Les patrons du Québec rejettent la charte de la laïcité et demandent au gouvernement Marois d'y renoncer.

Même si le champ d'application du projet de loi 60, qui encadre la charte de la laïcité, se limite au secteur public, les chefs d'entreprise craignent son effet d'entraînement sur le secteur privé.

C'est du moins la thèse défendue par le Conseil du patronat, venu exposer jeudi la position alarmiste de ses membres aux parlementaires, dans le cadre de la consultation publique menée sur le projet de loi 60.

Pourtant, le projet de loi 60 ne vise que les employés de l'État, qui se verraient interdire de porter des signes religieux ostentatoires, par souci de préserver la neutralité de l'État sur le plan religieux.

Mais cela n'apaise en rien les craintes des employeurs. Le Conseil du patronat dit avoir consulté une centaine de ses membres sur le sujet et le jugement de l'organisme est sans appel: la charte de la laïcité de l'État va créer un climat d'intolérance et de division au sein de la société québécoise, ce qui nuira à la prospérité du Québec.

Dans son mémoire, le Conseil indique que les employeurs consultés ont affirmé ne pas avoir de problème particulier avec les signes religieux portés par leurs employés, et pas davantage avec les demandes d'accommodement. Il serait donc inutile d'intervenir pour encadrer ces questions.

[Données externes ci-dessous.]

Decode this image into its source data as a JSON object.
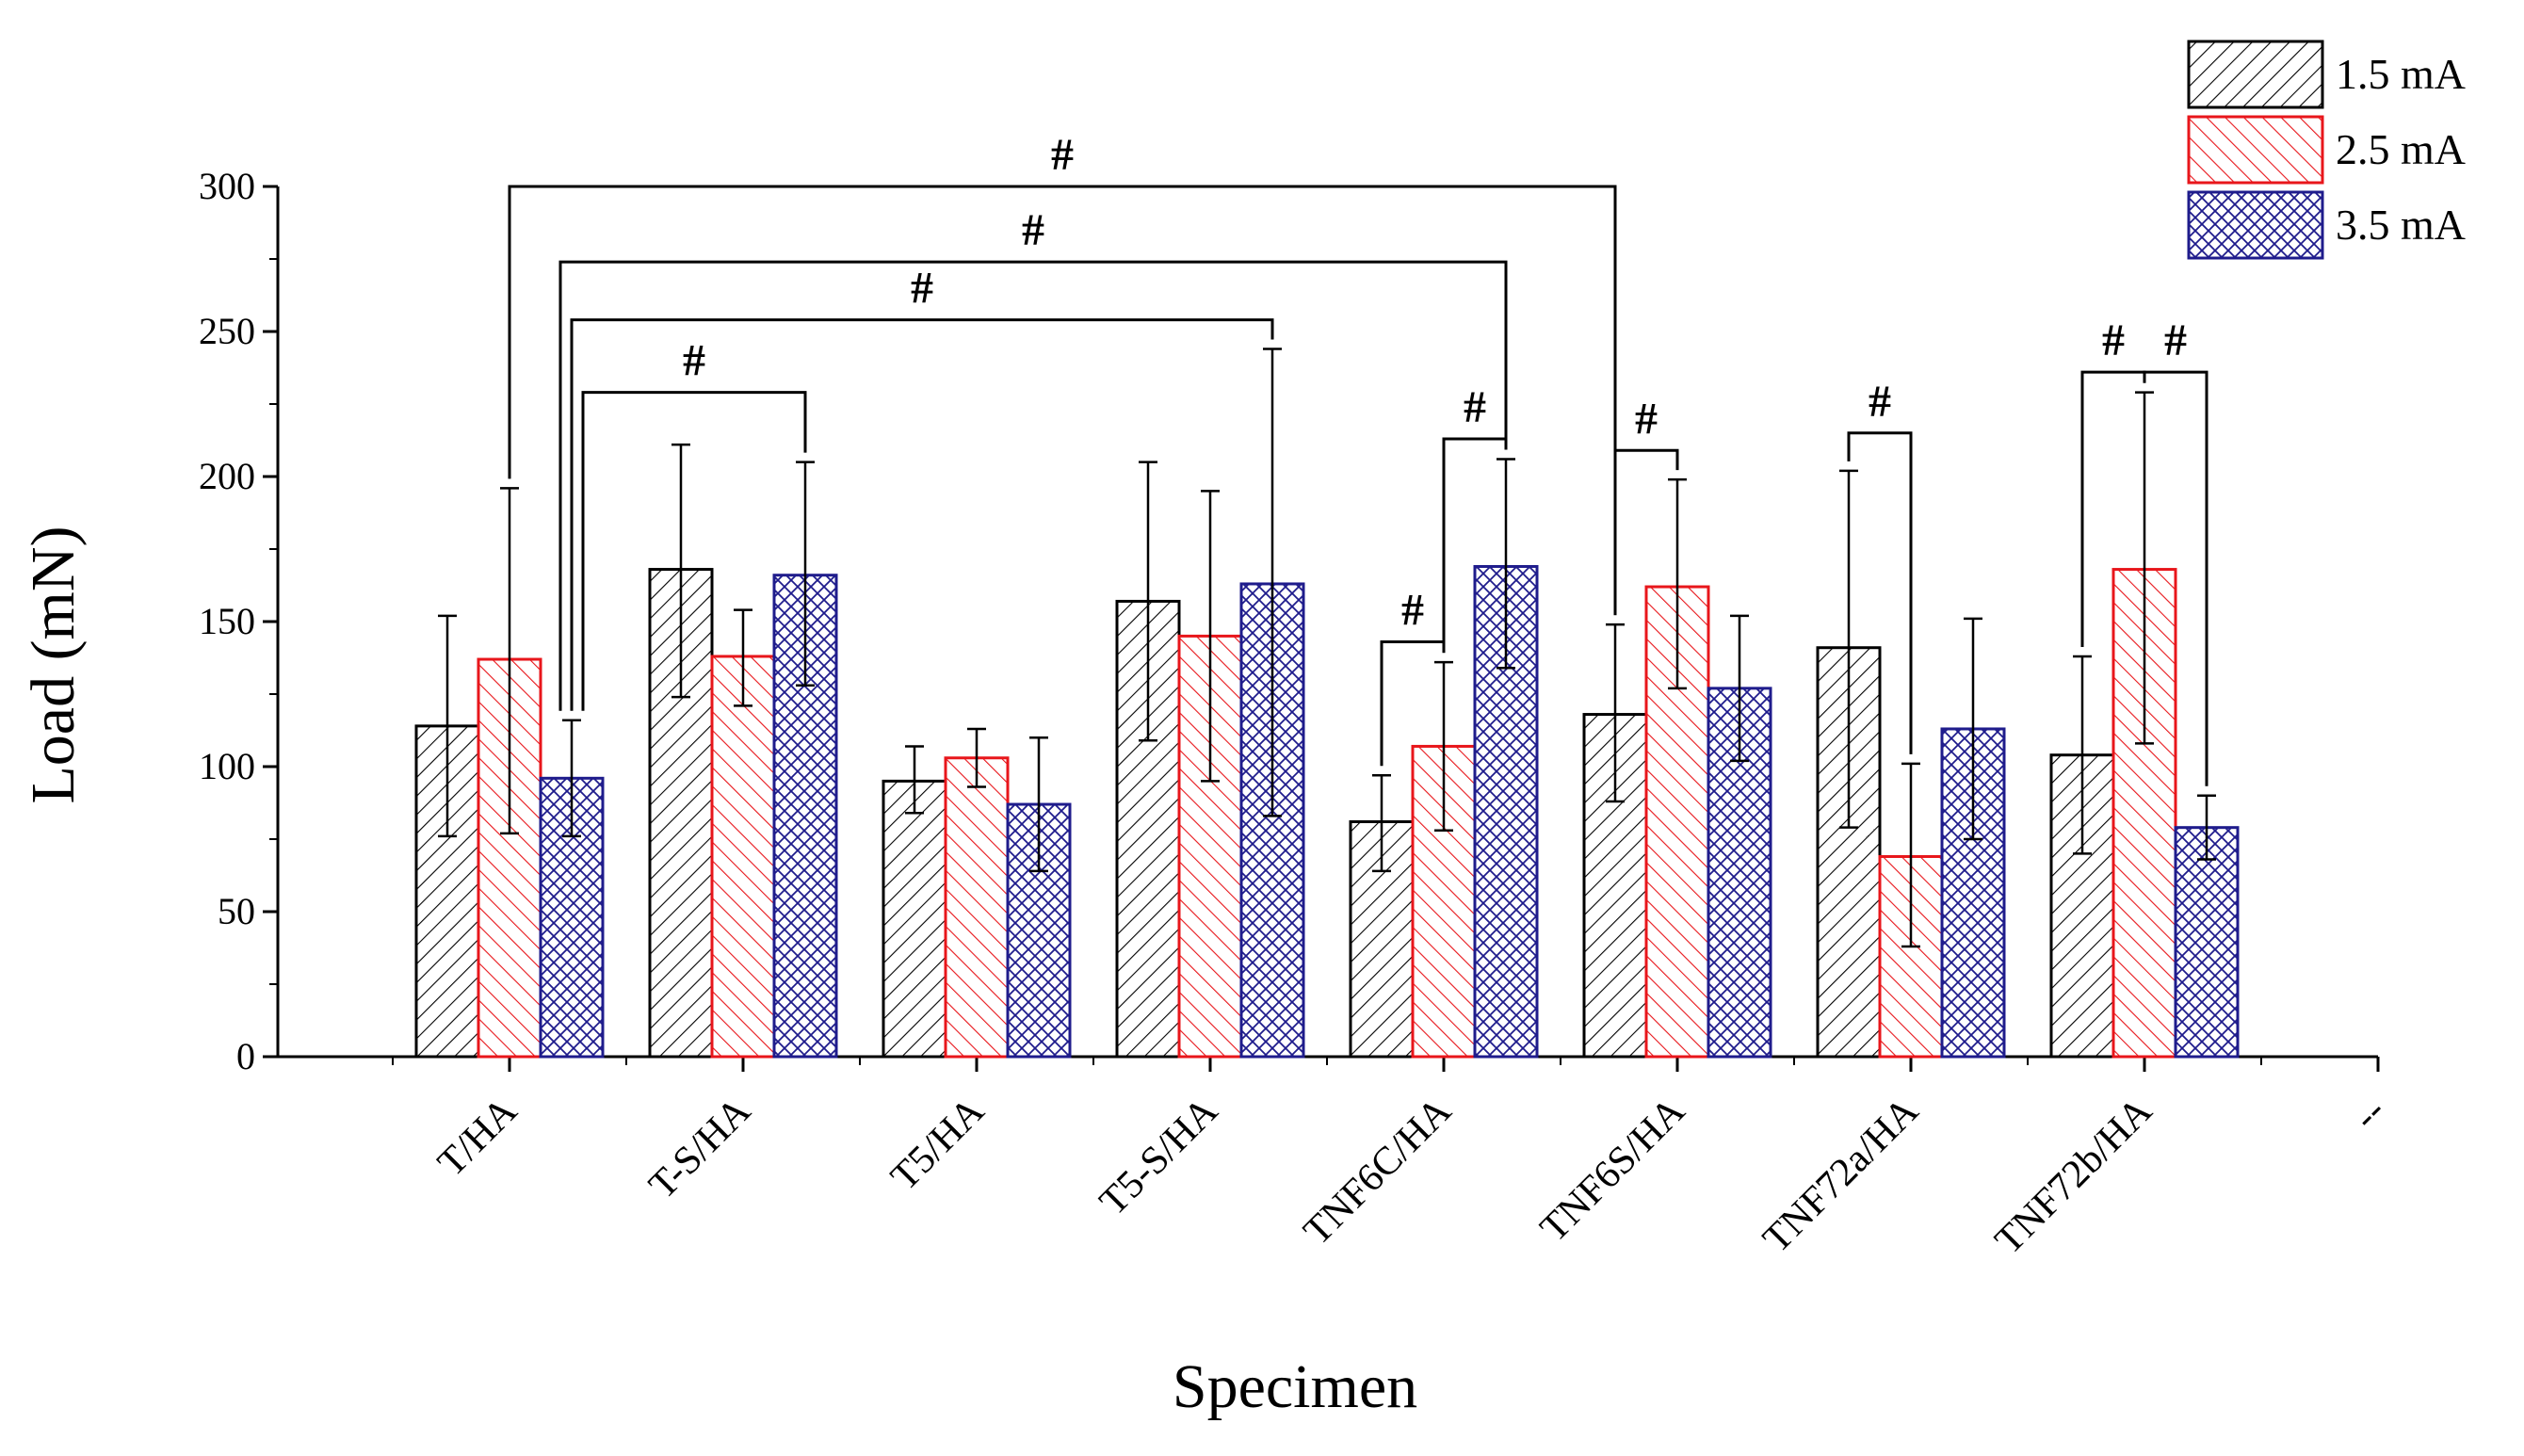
{
  "chart_data": {
    "type": "bar",
    "title": "",
    "xlabel": "Specimen",
    "ylabel": "Load (mN)",
    "ylim": [
      0,
      300
    ],
    "yticks": [
      0,
      50,
      100,
      150,
      200,
      250,
      300
    ],
    "categories": [
      "T/HA",
      "T-S/HA",
      "T5/HA",
      "T5-S/HA",
      "TNF6C/HA",
      "TNF6S/HA",
      "TNF72a/HA",
      "TNF72b/HA",
      "--"
    ],
    "series": [
      {
        "name": "1.5 mA",
        "color": "#000000",
        "pattern": "diag-fwd",
        "values": [
          114,
          168,
          95,
          157,
          81,
          118,
          141,
          104,
          null
        ],
        "err_low": [
          76,
          124,
          84,
          109,
          64,
          88,
          79,
          70,
          null
        ],
        "err_high": [
          152,
          211,
          107,
          205,
          97,
          149,
          202,
          138,
          null
        ]
      },
      {
        "name": "2.5 mA",
        "color": "#e8161b",
        "pattern": "diag-back",
        "values": [
          137,
          138,
          103,
          145,
          107,
          162,
          69,
          168,
          null
        ],
        "err_low": [
          77,
          121,
          93,
          95,
          78,
          127,
          38,
          108,
          null
        ],
        "err_high": [
          196,
          154,
          113,
          195,
          136,
          199,
          101,
          229,
          null
        ]
      },
      {
        "name": "3.5 mA",
        "color": "#1f1c8c",
        "pattern": "crosshatch",
        "values": [
          96,
          166,
          87,
          163,
          169,
          127,
          113,
          79,
          null
        ],
        "err_low": [
          76,
          128,
          64,
          83,
          134,
          102,
          75,
          68,
          null
        ],
        "err_high": [
          116,
          205,
          110,
          244,
          206,
          152,
          151,
          90,
          null
        ]
      }
    ],
    "significance": [
      {
        "label": "#",
        "from_cat": 0,
        "from_series": 1,
        "to_cat": 5,
        "to_series": 0,
        "level": 300
      },
      {
        "label": "#",
        "from_cat": 0,
        "from_series": 2,
        "to_cat": 4,
        "to_series": 2,
        "level": 274
      },
      {
        "label": "#",
        "from_cat": 0,
        "from_series": 2,
        "to_cat": 3,
        "to_series": 2,
        "level": 254
      },
      {
        "label": "#",
        "from_cat": 0,
        "from_series": 2,
        "to_cat": 1,
        "to_series": 2,
        "level": 229
      },
      {
        "label": "#",
        "from_cat": 4,
        "from_series": 0,
        "to_cat": 4,
        "to_series": 1,
        "level": 143
      },
      {
        "label": "#",
        "from_cat": 4,
        "from_series": 1,
        "to_cat": 4,
        "to_series": 2,
        "level": 213
      },
      {
        "label": "#",
        "from_cat": 5,
        "from_series": 0,
        "to_cat": 5,
        "to_series": 1,
        "level": 209
      },
      {
        "label": "#",
        "from_cat": 6,
        "from_series": 0,
        "to_cat": 6,
        "to_series": 1,
        "level": 215
      },
      {
        "label": "#",
        "from_cat": 7,
        "from_series": 0,
        "to_cat": 7,
        "to_series": 1,
        "level": 236
      },
      {
        "label": "#",
        "from_cat": 7,
        "from_series": 1,
        "to_cat": 7,
        "to_series": 2,
        "level": 236
      }
    ],
    "legend": {
      "position": "top-right",
      "entries": [
        "1.5 mA",
        "2.5 mA",
        "3.5 mA"
      ]
    },
    "grid": false
  }
}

Ils justifient leur demande de retrait du projet de loi 60 par le fait qu'ils estiment être visés directement par la charte chaque fois qu'ils transigeront avec l'État et indirectement parce que l'image du Québec pourrait être affectée négativement.

Les employeurs membres du Conseil du patronat disent aussi anticiper avoir plus de difficulté à attirer et retenir des travailleurs qualifiés à l'avenir, tant au Québec qu'à l'étranger, si la charte est adoptée. Même constat négatif en ce qui a trait aux investissements étrangers.

Ils estiment aussi que la charte viendra à l'encontre des politiques de diversité en matière d'embauche mises en place depuis des années par de nombreux chefs d'entreprise, en guise d'ouverture aux immigrants et représentants des différentes communautés culturelles du Québec.

Plus précisément, une des peurs du monde patronal est liée à l'article 10 du projet de loi, qui stipule que Québec pourrait étendre l'application de la charte à toute personne ou entreprise avec laquelle un organisme public a «un contrat de service ou une entente de subvention».

Le Conseil se demande comment, concrètement, le gouvernement s'y prendra pour appliquer cet article du projet de loi, qui «préoccupe grandement les employeurs issus du secteur privé qui sont en relation avec l'État», peut-on lire dans le mémoire.

Les patrons dont certains employés affichent des signes religieux ont dit appréhender le fait que «le projet de loi éveille chez certains membres du public des réactions hostiles à ces employés et à leurs entreprises».

En extrapolant, le Conseil du patronat va jusqu'à redouter que la population fasse pression sur le gouvernement pour qu'il étende l'application de la charte «à l'ensemble des entreprises québécoises», un scénario qu'il désapprouve d'emblée.